Ludwig Rottenberg (11 October 1865 – 6 May 1932) was an Austrian/German composer and conductor.

Rottenberg came from a German-speaking Jewish family in Czernowitz, the then-capital of Bukovina, which at the time was part of the Austrian-Hungarian Monarchy. He studied music in his birthplace, and later at the Vienna Conservatory.

During his studies he conducted an amateur orchestra and worked as a Lieder accompanist. He started his professional conducting career at the Brno opera house.

In 1892 he succeeded Felix Dessoff as Erster Kapellmeister at the Frankfurt Opera. He was recommended for the position by Johannes Brahms and Hans von Bülow, being preferred to two other famous applicants, Richard Strauss and Felix Mottl.
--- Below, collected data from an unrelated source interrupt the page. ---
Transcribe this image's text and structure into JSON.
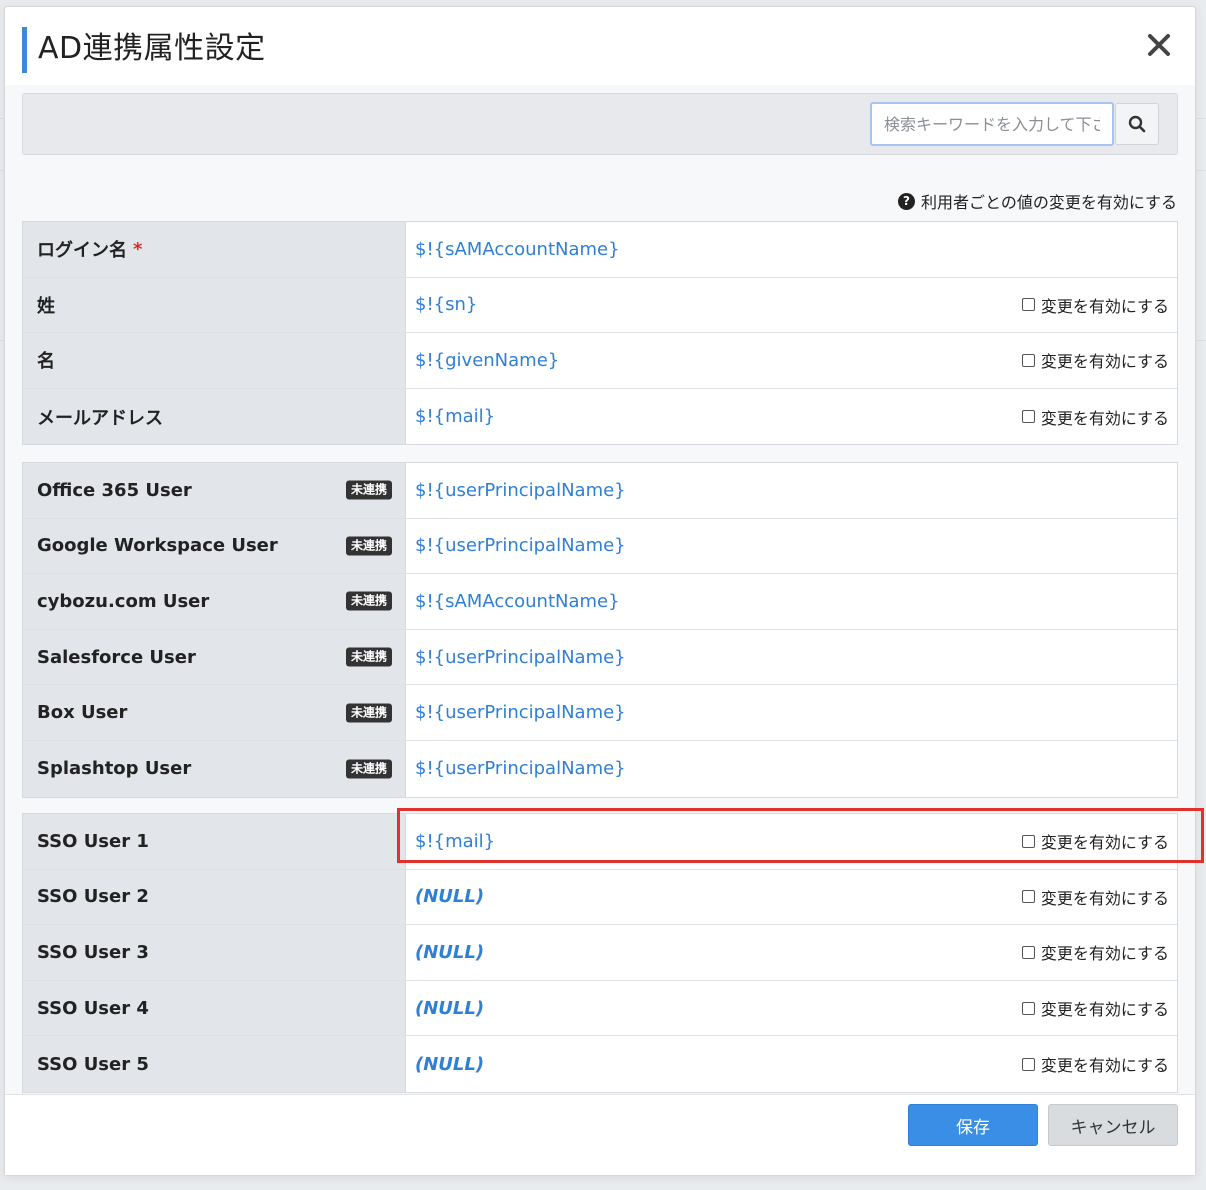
{
  "dialog": {
    "title": "AD連携属性設定",
    "search_placeholder": "検索キーワードを入力して下さい",
    "per_user_note": "利用者ごとの値の変更を有効にする"
  },
  "groups": [
    {
      "rows": [
        {
          "label": "ログイン名",
          "required": "*",
          "value": "$!{sAMAccountName}",
          "checkbox": ""
        },
        {
          "label": "姓",
          "value": "$!{sn}",
          "checkbox": "変更を有効にする"
        },
        {
          "label": "名",
          "value": "$!{givenName}",
          "checkbox": "変更を有効にする"
        },
        {
          "label": "メールアドレス",
          "value": "$!{mail}",
          "checkbox": "変更を有効にする"
        }
      ]
    },
    {
      "rows": [
        {
          "label": "Office 365 User",
          "badge": "未連携",
          "value": "$!{userPrincipalName}"
        },
        {
          "label": "Google Workspace User",
          "badge": "未連携",
          "value": "$!{userPrincipalName}"
        },
        {
          "label": "cybozu.com User",
          "badge": "未連携",
          "value": "$!{sAMAccountName}"
        },
        {
          "label": "Salesforce User",
          "badge": "未連携",
          "value": "$!{userPrincipalName}"
        },
        {
          "label": "Box User",
          "badge": "未連携",
          "value": "$!{userPrincipalName}"
        },
        {
          "label": "Splashtop User",
          "badge": "未連携",
          "value": "$!{userPrincipalName}"
        }
      ]
    },
    {
      "rows": [
        {
          "label": "SSO User 1",
          "value": "$!{mail}",
          "checkbox": "変更を有効にする"
        },
        {
          "label": "SSO User 2",
          "value": "(NULL)",
          "checkbox": "変更を有効にする"
        },
        {
          "label": "SSO User 3",
          "value": "(NULL)",
          "checkbox": "変更を有効にする"
        },
        {
          "label": "SSO User 4",
          "value": "(NULL)",
          "checkbox": "変更を有効にする"
        },
        {
          "label": "SSO User 5",
          "value": "(NULL)",
          "checkbox": "変更を有効にする"
        }
      ]
    }
  ],
  "footer": {
    "save_label": "保存",
    "cancel_label": "キャンセル"
  },
  "colors": {
    "accent": "#3a8ad8",
    "value_link": "#2e7fd6",
    "highlight": "#e0312a",
    "label_bg": "#e2e5e9"
  }
}
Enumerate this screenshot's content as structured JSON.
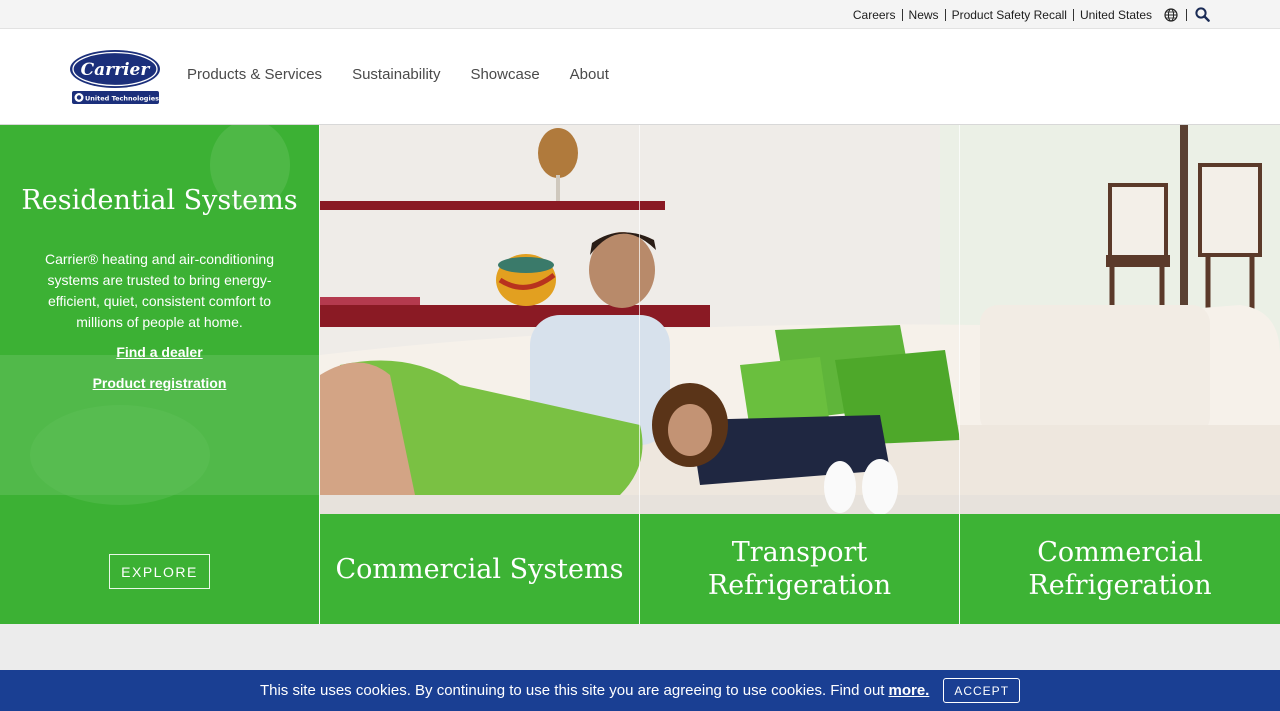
{
  "utility": {
    "links": [
      "Careers",
      "News",
      "Product Safety Recall",
      "United States"
    ],
    "globe_icon": "globe-icon",
    "search_icon": "search-icon"
  },
  "header": {
    "logo_text": "Carrier",
    "logo_subtext": "United Technologies",
    "nav": [
      "Products & Services",
      "Sustainability",
      "Showcase",
      "About"
    ]
  },
  "hero": {
    "residential": {
      "title": "Residential Systems",
      "description": "Carrier® heating and air-conditioning systems are trusted to bring energy-efficient, quiet, consistent comfort to millions of people at home.",
      "link_dealer": "Find a dealer",
      "link_registration": "Product registration",
      "explore": "EXPLORE"
    },
    "tiles": [
      "Commercial Systems",
      "Transport Refrigeration",
      "Commercial Refrigeration"
    ]
  },
  "cookie": {
    "message": "This site uses cookies. By continuing to use this site you are agreeing to use cookies. Find out",
    "more": "more.",
    "accept": "ACCEPT"
  },
  "colors": {
    "brand_green": "#3cb134",
    "cookie_blue": "#1a3f93",
    "logo_navy": "#1b2f7b"
  }
}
He held this position until 1926. During his tenure he worked with six different artistic directors, and helped establish the Frankfurt Opera as one of the leading opera houses of its time. Numerous contemporary operas were staged there during this period, among others the world premiere performances of Der ferne Klang (1912), Die Gezeichneten (1918) and Der Schatzgräber (1920) by Franz Schreker. Other important performances, partly German premieres, included Hans Pfitzner's Der arme Heinrich (1897), Claude Debussy's Pelléas et Mélisande (1907), Richard StraussElektra (1909) and further operas by Ferruccio Busoni, Leoš Janáček, Béla Bartók and Paul Hindemith.